Common Development Tasks

Modifying the UI

See mlflow/server/js/ for frontend development.

Language-Specific Style Guides

Git Workflow

Committing Changes

IMPORTANT: After making your commits, run pre-commit hooks on your PR changes to ensure code quality:

# Make your commit first (with DCO sign-off)
git commit -s -m "Your commit message"

# Then check all files changed in your PR
uv run --only-group lint pre-commit run --from-ref origin/master --to-ref HEAD

# Fix any issues and amend your commit if needed
git add <fixed files>
git commit --amend -s

# Re-run pre-commit to verify fixes
uv run --only-group lint pre-commit run --from-ref origin/master --to-ref HEAD

# Only push once all checks pass
git push origin <your-branch>

This workflow ensures you only check files you've actually modified in your PR, avoiding false positives from unrelated files.

IMPORTANT: You MUST sign all commits with DCO (Developer Certificate of Origin). Always use the -s flag:

# REQUIRED: Always use -s flag when committing
git commit -s -m "Your commit message"

# This will NOT work - missing -s flag
# git commit -m "Your commit message"  ❌

Commits without DCO sign-off will be rejected by CI.

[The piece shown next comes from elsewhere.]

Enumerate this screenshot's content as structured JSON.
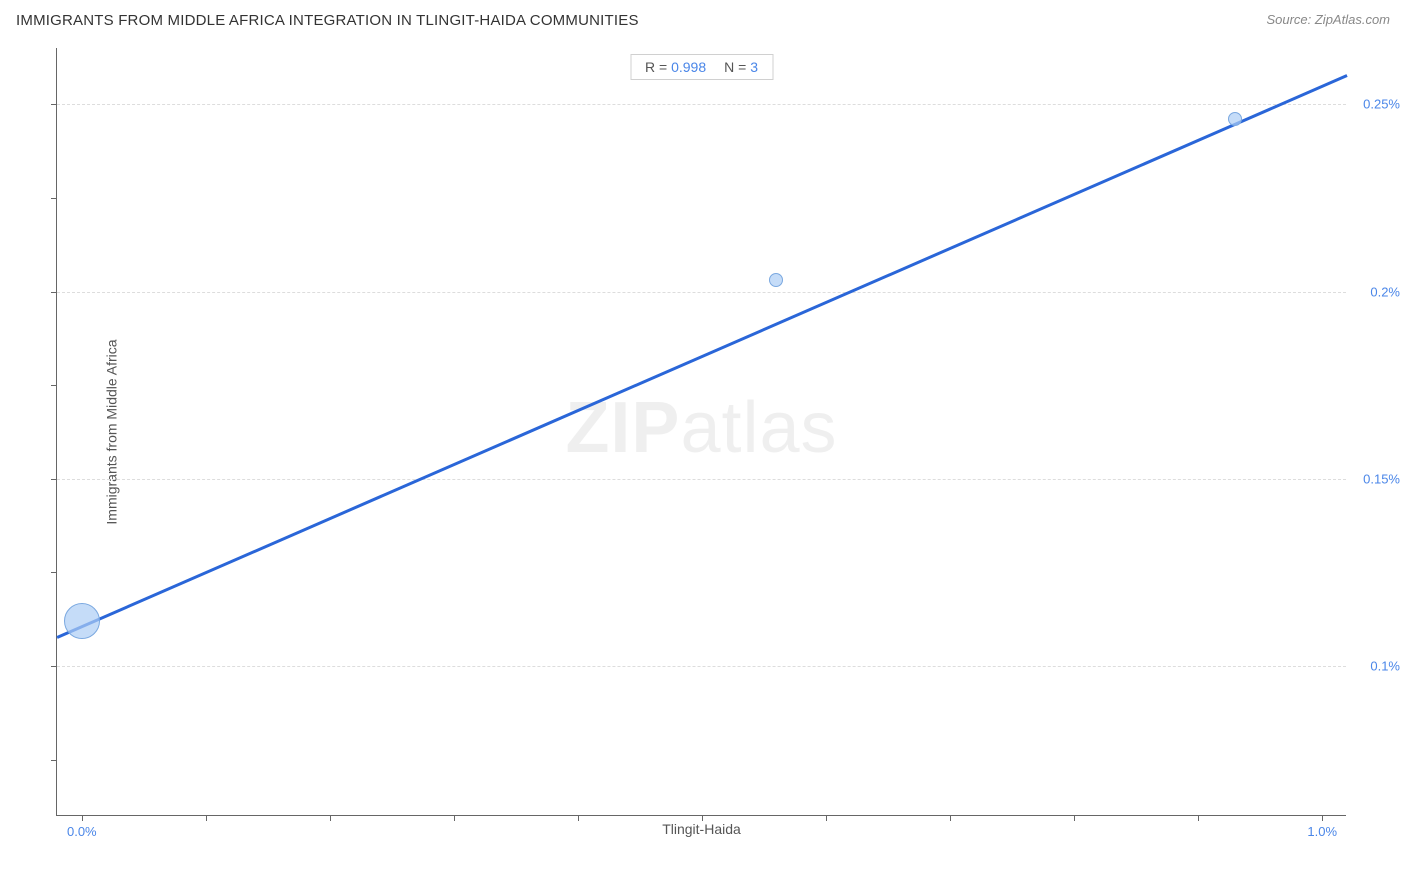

Frontend Changes: If your PR touches any code in mlflow/server/js/, you MUST run yarn check-all before committing:

(cd mlflow/server/js && yarn check-all)

Creating Pull Requests

Follow the PR template when creating pull requests. Remove any unused checkboxes from the template to keep your PR clean and focused.

Checking CI Status

Use GitHub CLI to check for failing CI:

# Check workflow runs for current branch
gh run list --branch $(git branch --show-current)

# View details of a specific run
gh run view <run-id>

# Watch a run in progress
gh run watch

Pre-commit Hooks

The repository uses pre-commit for code quality. Install hooks with:

uv run --only-group lint pre-commit install --install-hooks
uv run --only-group lint pre-commit run install-bin -a -v

Run pre-commit manually:

# Run on all files
uv run --only-group lint pre-commit run --all-files

# Run on specific files
uv run --only-group lint pre-commit run --files path/to/file.py

# Run a specific hook
uv run --only-group lint pre-commit run ruff --all-files

This runs Ruff, typos checker, and other tools automatically before commits.